The drug Avastin offers similar benefits. Research presented earlier this year showed that patients who receive Avastin and routine chemotherapy before surgery are twice as likely to be alive two years later as those who receive only the chemotherapy available on the NHS.

A former fireman who developed liver cancer after 25 years’ service has been told that if he pays for the only drug that can treat his disease his NHS care will be withdrawn.

Barry Humphrey, 59, from North Walsham, Norfolk, was told by NHS doctors that the drug Nexavar was the only available treatment for his advanced liver cancer.

However, consultants at Addenbrooke’s hospital in Cambridge said the drug was not routinely funded by the NHS and told him that if he paid for it he would be billed for the rest of his NHS care.

Humphrey believes his cancer is linked to his time as a fireman. His cancer was caused by cirrhosis of the liver after he contracted hepatitis C. He believes he caught the virus from a casualty while on duty.

Research presented at the American Society of Clinical Oncology found patients with advanced liver cancer survive for an average of 11 months if they take Nexavar, while those denied the drug live for just eight months.

Humphrey’s wife Hazel, 58, who also worked in the fire service, said: “Doctors said this would ‘not be viable’ because we would be deemed as opting out of the NHS and would need to pay for everything.

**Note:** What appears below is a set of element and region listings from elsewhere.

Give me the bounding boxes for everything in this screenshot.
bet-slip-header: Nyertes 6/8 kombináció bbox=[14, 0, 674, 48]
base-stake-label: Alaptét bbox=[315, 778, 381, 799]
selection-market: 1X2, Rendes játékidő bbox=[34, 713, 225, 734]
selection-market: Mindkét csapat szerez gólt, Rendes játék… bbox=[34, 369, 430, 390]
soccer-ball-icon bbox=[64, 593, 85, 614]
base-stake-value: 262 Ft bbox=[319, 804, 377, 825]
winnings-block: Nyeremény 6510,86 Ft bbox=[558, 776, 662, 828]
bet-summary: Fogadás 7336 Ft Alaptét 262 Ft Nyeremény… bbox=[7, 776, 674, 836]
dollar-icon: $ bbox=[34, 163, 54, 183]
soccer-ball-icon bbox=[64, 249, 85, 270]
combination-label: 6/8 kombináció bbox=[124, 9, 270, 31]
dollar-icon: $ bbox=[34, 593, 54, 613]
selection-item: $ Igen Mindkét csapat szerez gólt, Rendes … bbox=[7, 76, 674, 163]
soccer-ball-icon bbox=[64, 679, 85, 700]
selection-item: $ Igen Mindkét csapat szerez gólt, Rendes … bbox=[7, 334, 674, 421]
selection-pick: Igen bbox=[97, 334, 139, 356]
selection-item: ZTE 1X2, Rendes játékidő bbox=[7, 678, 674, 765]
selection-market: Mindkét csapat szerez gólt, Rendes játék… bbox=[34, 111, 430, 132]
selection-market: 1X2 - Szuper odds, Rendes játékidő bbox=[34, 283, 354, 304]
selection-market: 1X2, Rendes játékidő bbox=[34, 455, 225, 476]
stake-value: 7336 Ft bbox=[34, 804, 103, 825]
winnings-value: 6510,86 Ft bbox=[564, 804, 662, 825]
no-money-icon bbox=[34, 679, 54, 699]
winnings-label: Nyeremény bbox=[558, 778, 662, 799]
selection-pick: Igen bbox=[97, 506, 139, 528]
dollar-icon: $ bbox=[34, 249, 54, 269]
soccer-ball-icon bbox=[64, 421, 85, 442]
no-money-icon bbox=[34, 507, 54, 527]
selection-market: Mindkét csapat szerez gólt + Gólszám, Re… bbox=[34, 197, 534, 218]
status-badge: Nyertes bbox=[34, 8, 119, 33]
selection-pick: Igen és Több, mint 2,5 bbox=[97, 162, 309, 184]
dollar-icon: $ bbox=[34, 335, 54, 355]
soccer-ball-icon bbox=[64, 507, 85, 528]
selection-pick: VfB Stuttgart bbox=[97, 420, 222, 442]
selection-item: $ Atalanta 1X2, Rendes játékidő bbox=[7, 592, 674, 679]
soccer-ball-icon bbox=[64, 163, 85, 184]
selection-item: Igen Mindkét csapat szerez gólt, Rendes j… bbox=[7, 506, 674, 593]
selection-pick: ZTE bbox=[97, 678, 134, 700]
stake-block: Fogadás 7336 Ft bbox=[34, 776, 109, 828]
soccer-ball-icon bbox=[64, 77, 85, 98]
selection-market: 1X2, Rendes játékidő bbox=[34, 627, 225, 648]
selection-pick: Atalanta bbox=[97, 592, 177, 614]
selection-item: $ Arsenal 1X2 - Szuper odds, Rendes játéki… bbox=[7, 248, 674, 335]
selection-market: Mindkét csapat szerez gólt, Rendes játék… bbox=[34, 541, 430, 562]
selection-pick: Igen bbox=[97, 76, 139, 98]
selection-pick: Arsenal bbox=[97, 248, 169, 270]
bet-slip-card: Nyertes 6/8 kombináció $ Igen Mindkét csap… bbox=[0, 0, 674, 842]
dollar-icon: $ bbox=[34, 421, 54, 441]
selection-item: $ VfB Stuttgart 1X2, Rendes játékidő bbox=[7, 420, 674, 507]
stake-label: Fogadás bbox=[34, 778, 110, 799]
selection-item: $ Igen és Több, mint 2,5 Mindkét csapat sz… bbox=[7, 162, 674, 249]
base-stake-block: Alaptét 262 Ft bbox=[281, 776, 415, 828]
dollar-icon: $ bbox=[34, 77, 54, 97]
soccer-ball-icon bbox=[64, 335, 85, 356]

“I think it is absolutely disgraceful. When people are terminally ill, they want to spend as much time as they possibly can extending their life expectancy.” She said the couple know the drug will not provide a cure but should have the right to spend their savings to prolong her husband’s life.

They plan to sell a flat that they have been renting out to raise the cash for the drug, which costs about £3,000 a month. Humphrey, who has four children, six grandchildren and helps to care for his elderly mother, said: “I think this is morally wrong and indefensible.”

Cambridge University Hospitals NHS Foundation Trust, which runs Addenbrooke’s, said: “We are complying with the national guidance which says we cannot allow co-funding.”

The public’s view

A poll for The Sunday Times shows strong support for allowing co-payment in the National Health Service, with 89% saying that people who buy additional cancer drugs should continue to get free NHS treatment.

Only 5% think allowing co-payment would create a two-tier NHS. Until now this has been the position taken by Alan Johnson, the health secretary.

Ministers had feared that allowing co-payment would upset less well-off patients, but the YouGov poll of nearly 1,800 people shows strong backin
g across the social spectrum and supporters of all three main parties.